Isabel Wilkerson spent so many years researching this book and gathering the stories of over 1,200 African-Americans who were part of the mass migration that took place in from post World War I through the post Civil Rights Era of the 1970s. She settled on the stories of three individuals she got to know very well, and in her words, each deserving of their own book to tell their life story.
While many in the African-American community reject the idea that their Northern migration was an immigrant story, there are classic elements of that experience that Wilkerson points out throughout the book. Unlike other immigrants, assimilation into the broader American culture wasn’t simply a matter of changing a surname and losing an accent. The color of their skin sets them apart within a country and a culture of which they were a part before this country was ever founded by revolution.
This book is also a brutal indictment of an American history that we don’t know, don’t acknowledge and certainly don’t teach to school children. Our white washed narrative of the founding of this country does us all a disservice. Our mythological narrative of American values is at odds with a well documented history of brutality that impacts our country and our culture to this very day. We need to understand and own our own story . . . all of it.
I would love to stand on the floor of our Virginia Legislature and read this entire book aloud to the people who believe they know history.
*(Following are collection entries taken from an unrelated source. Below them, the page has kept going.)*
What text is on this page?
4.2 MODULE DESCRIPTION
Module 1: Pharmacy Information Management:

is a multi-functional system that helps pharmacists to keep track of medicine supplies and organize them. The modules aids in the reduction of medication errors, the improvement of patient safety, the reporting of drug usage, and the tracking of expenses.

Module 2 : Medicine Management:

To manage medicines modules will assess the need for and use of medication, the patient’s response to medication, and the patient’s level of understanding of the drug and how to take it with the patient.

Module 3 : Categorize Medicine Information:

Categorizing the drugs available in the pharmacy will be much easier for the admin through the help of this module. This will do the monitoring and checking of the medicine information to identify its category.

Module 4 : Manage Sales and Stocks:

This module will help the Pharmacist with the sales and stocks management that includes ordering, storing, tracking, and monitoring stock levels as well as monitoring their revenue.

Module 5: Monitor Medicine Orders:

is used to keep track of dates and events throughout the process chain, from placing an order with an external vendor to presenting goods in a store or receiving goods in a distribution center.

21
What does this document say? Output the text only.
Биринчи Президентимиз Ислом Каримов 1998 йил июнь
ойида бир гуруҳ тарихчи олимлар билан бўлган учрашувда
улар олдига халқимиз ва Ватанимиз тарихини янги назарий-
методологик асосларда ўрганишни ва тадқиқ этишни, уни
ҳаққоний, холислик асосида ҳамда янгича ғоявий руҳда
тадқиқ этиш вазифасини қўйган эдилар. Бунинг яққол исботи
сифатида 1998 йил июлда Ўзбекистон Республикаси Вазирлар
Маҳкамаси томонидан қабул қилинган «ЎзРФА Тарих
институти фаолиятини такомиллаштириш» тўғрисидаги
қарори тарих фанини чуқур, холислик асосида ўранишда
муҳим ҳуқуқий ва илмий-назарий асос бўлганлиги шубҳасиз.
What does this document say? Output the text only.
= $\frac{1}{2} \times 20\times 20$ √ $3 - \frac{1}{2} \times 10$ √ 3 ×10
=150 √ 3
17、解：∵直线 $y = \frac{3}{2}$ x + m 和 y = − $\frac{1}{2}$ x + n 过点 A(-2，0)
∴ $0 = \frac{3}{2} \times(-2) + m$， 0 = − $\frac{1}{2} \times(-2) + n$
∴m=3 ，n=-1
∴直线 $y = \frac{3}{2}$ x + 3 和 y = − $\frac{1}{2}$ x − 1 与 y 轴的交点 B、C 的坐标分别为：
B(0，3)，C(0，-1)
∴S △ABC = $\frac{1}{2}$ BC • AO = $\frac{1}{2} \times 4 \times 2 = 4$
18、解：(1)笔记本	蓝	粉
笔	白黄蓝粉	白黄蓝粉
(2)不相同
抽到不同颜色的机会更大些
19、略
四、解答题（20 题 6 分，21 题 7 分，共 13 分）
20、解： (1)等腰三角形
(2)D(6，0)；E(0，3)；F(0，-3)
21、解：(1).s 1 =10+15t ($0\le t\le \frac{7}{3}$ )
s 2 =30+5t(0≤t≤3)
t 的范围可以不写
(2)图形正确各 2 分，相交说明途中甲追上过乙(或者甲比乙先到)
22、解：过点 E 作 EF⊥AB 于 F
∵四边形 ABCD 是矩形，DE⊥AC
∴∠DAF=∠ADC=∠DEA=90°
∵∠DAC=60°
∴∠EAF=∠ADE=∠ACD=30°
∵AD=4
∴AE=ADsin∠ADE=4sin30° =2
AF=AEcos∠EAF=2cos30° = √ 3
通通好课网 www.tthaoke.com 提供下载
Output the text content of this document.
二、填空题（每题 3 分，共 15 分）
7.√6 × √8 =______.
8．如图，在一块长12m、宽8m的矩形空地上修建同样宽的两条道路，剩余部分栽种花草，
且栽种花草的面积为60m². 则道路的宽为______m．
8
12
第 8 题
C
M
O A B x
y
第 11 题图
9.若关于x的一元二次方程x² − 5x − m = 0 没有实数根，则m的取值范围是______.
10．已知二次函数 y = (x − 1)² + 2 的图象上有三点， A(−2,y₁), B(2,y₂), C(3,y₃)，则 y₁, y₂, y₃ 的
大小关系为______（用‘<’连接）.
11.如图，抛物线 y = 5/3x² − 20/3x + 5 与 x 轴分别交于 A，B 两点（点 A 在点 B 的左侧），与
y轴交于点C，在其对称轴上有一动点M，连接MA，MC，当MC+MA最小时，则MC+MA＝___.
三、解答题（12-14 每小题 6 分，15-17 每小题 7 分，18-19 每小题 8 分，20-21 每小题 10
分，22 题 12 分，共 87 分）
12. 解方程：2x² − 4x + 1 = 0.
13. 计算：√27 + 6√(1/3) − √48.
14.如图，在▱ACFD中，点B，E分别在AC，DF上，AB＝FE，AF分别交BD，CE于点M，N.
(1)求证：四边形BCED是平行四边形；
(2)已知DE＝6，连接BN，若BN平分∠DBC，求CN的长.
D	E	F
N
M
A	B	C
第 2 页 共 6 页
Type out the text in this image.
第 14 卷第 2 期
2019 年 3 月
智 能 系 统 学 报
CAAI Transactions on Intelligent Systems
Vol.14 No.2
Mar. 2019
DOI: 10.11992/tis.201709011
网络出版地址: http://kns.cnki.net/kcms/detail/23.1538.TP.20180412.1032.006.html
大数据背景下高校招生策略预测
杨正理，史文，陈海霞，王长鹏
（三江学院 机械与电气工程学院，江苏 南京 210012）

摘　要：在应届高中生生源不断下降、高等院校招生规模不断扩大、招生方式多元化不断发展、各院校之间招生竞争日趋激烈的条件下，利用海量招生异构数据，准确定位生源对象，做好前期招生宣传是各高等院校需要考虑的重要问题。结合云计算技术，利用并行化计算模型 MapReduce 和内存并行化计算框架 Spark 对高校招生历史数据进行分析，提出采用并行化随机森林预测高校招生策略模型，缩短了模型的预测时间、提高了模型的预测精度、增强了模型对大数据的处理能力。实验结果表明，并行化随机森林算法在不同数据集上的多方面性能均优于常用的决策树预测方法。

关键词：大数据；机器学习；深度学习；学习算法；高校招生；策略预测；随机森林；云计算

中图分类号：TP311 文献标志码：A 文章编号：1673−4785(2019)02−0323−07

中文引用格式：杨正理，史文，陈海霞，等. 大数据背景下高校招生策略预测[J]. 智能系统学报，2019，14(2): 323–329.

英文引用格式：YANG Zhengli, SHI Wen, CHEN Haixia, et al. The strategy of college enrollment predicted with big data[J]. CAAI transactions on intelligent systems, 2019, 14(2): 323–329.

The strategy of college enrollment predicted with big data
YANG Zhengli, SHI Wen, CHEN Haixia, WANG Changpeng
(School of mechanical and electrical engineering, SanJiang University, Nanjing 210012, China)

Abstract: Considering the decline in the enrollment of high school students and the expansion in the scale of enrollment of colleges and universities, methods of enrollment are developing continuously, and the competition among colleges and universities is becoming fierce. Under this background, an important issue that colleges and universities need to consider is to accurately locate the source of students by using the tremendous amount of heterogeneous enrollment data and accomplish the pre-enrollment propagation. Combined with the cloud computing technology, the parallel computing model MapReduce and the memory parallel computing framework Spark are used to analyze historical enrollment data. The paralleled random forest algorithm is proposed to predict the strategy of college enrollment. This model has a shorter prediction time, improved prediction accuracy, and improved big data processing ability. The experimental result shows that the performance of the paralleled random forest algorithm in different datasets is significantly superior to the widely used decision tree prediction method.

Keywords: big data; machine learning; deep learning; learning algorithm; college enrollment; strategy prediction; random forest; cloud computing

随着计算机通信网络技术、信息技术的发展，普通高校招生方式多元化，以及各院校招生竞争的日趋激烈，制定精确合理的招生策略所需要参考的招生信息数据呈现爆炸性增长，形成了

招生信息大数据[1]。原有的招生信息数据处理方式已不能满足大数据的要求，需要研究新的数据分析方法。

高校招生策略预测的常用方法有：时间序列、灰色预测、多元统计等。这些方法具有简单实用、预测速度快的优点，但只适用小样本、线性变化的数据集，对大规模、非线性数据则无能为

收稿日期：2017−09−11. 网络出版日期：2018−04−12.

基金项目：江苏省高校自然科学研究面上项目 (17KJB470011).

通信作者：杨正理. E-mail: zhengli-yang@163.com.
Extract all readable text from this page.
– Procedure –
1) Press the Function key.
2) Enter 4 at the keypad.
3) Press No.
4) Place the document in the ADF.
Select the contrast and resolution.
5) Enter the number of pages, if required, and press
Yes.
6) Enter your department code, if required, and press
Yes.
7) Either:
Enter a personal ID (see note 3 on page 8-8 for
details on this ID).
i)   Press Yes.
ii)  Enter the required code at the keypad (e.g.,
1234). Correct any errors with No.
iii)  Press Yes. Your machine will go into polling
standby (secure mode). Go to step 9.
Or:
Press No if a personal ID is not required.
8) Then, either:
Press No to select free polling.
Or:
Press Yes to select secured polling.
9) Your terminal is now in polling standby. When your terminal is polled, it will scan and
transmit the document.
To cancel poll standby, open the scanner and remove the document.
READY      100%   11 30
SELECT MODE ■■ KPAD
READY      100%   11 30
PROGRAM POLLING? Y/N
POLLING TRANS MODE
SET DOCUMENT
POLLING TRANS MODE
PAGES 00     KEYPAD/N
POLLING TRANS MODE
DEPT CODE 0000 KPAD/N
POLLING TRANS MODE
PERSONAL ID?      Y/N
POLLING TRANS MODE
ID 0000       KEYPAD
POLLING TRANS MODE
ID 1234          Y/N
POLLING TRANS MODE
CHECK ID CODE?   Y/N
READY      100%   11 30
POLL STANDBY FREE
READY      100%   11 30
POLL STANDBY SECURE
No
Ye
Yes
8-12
Those who think they have an understanding of what it means to be a Virginian, a Southerner and a lawmaker should be confronted with well documented history of how it really was – and how it really is – for blacks in this country. We are blind. And often it’s the blind leading the blind that perpetuates misguided ideas about solutions to the problems that continue to plague us.
This book should be part of every history curriculum in every high school in America. I highly recommend it. Lift the veil of ignorance and look at what we have done as a country. We can’t change the past, but we can do a much better job of changing our future when we understand that past.